Fauq continues to explain the curatorial approach of Antibodies saying, “People who know Palais de Tokyo quite well were a bit surprised by the tonality of the exhibition, because it was quite a pessimistic exhibition to say the least, operating in a form of withdrawal. A shy generosity if you will. But it's being very pragmatic and realistic about the situation as well. One of our prime desire with the exhibition was to not overload the space, make it breathe. We wanted the architecture of Palais de Tokyo to enhance the interventions and installations. That had an impact in the way you sensed sound, which was bleeding from one installation to another. There was a lot of that, but I think it was interesting in relation to this idea of porous boundary".
The boundaries of the art center were also trespassed through several gestures, amongst which Kevin Desbouis' Untitled (CCMCastaner) (2020) presented itself as a set of three wall-mounted black bowls containing tattoos you could take away. Fauq says, “I think this work is basically dealing with the abstraction of state violence through its communication and the way we absorb it, so it gets to us, under our skins. I think Kevin’s gesture is also saying a lot about the way an artwork can literaly “mutate”. At the core of this work, there is the idea of you taking a piece of the artwork away from the museum (an act of reclaiming that dissolves the conundrum art / property), but also actually having the possibility to put it on your skin (so it’s also something ephemeral, in the end no one “has” the artwork)".

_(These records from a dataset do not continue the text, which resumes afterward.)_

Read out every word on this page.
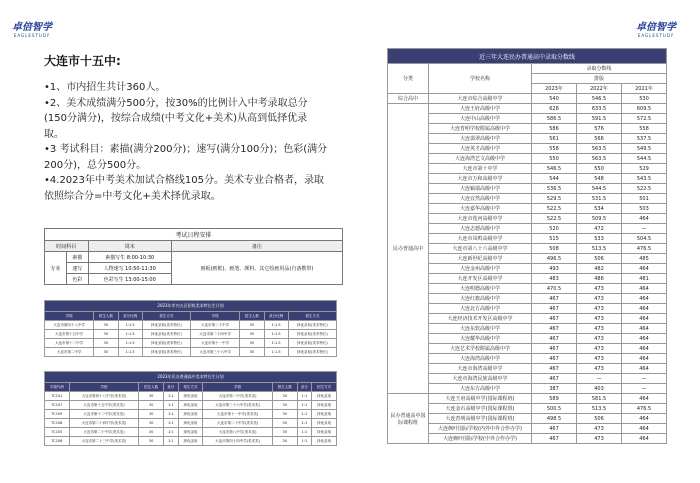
卓倍智学
EAGLESTUDY
卓倍智学
EAGLESTUDY
大连市十五中:
•1、市内招生共计360人。
•2、美术成绩满分500分，按30%的比例计入中考录取总分
(150分满分)，按综合成绩(中考文化+美术)从高到低择优录
取。
•3 考试科目：素描(满分200分)；速写(满分100分)；色彩(满分
200分)，总分500分。
•4.2023年中考美术加试合格线105分。美术专业合格者，录取
依照综合分=中考文化+美术择优录取。
考试日程安排			
时间科目		周末	备注
专业	素描	素描写生 8:00-10:30	画板(画框)、画笔、颜料、其它绘画用品(自备携带)
	速写	人物速写 10:50-11:30	
	色彩	色彩写生 13:00-15:00	
2023年市内五区招收美术特长生计划							
学校	招生人数	录分比例	招生方式	学校	招生人数	录分比例	招生方式
大连市第四十八中学	30	1:1.5	择优录取(美术特长)	大连市第二十中学	30	1:1.5	择优录取(美术特长)
大连市第十五中学	30	1:1.5	择优录取(美术特长)	大连市第二十四中学	30	1:1.5	择优录取(美术特长)
大连市第十二中学	30	1:1.5	择优录取(美术特长)	大连市第十一中学	30	1:1.5	择优录取(美术特长)
大连市第二中学	30	1:1.5	择优录取(美术特长)	大连市第三十六中学	30	1:1.5	择优录取(美术特长)
2023年民办普通高中美术特长生计划								
学校代码	学校	招生人数	录分	招生方式	学校	招生人数	录分	招生方式
TC101	大连市第四十八中学(美术类)	30	1:1	择优录取	大连市第二中学(美术类)	30	1:1	择优录取
TC107	大连市第十五中学(美术类)	30	1:1	择优录取	大连市第三十六中学(美术类)	30	1:1	择优录取
TC109	大连市第十二中学(美术类)	30	1:1	择优录取	大连市第十一中学(美术类)	30	1:1	择优录取
TC108	大连市第二十四中学(美术类)	30	1:1	择优录取	大连市第二十中学(美术类)	30	1:1	择优录取
TC105	大连市第二十中学(美术类)	30	1:1	择优录取	大连市第八中学(美术类)	30	1:1	择优录取
TC106	大连市第二十三中学(美术类)	30	1:1	择优录取	大连市第四十四中学(美术类)	30	1:1	择优录取
近三年大连民办普通高中录取分数线				
分类	学校名称	录取分数线		
		排版		
		2023年	2022年	2021年
综合高中	大连市综合高级中学	540	546.5	530
民办普通高中	大连王府高级中学	628	633.5	609.5
	大连中山高级中学	586.5	591.5	572.5
	大连育明学校附属高级中学	586	576	558
	大连翡翠高级中学	561	566	537.5
	大连英才高级中学	558	563.5	549.5
	大连海湾艺文高级中学	550	563.5	544.5
	大连市第十中学	546.5	550	529
	大连市万和高级中学	544	548	543.5
	大连颖端高级中学	536.5	544.5	522.5
	大连宜然高级中学	529.5	531.5	501
	大连嘉华高级中学	522.5	534	503
	大连市莲河高级中学	522.5	509.5	464
	大连志德高级中学	520	472	—
	大连市凤鸣高级中学	515	533	504.5
	大连市第八十六高级中学	508	513.5	476.5
	大连新世纪高级中学	496.5	506	485
	大连金州高级中学	493	482	464
	大连开发区高级中学	483	486	481
	大连明德高级中学	470.5	473	464
	大连红旗高级中学	467	473	464
	大连北方高级中学	467	473	464
	大连经济技术开发区高级中学	467	473	464
	大连东软高级中学	467	473	464
	大连耀华高级中学	467	473	464
	大连艺术学校附属高级中学	467	473	464
	大连海湾高级中学	467	473	464
	大连市海湾高级中学	467	473	464
	大连市海湾民族高级中学	467	—	—
	大连东方高级中学	387	403	—
民办普通高中国际课程班	大连王府高级中学(国际课程班)	589	581.5	464
	大连金石高级中学(国际课程班)	500.5	513.5	476.5
	大连育明高级中学(国际课程班)	498.5	506	464
	大连枫叶国际学校(内外中外合作办学)	467	473	464
	大连枫叶国际学校(中外合作办学)	467	473	464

Fauq also discusses Susan Sontag’s writings as one of the reference points for the show. He mentions, “She is a milestone when it comes to the thinking around disease, specifically AIDS. And actually several thinkers helped us navigate the conceptual backbone of the exhibition and the artworks included. On the website we developed for the project we also published texts, most of which were already out there but hadn’t been translated in French, such as a Jackie Wang or Ed Cohen for instance. That was very important for us to enable access to certain knowledge and theories which help us look at what we are going through with some much needed critical distance”.
Antibodies was on display till February 28, 2021.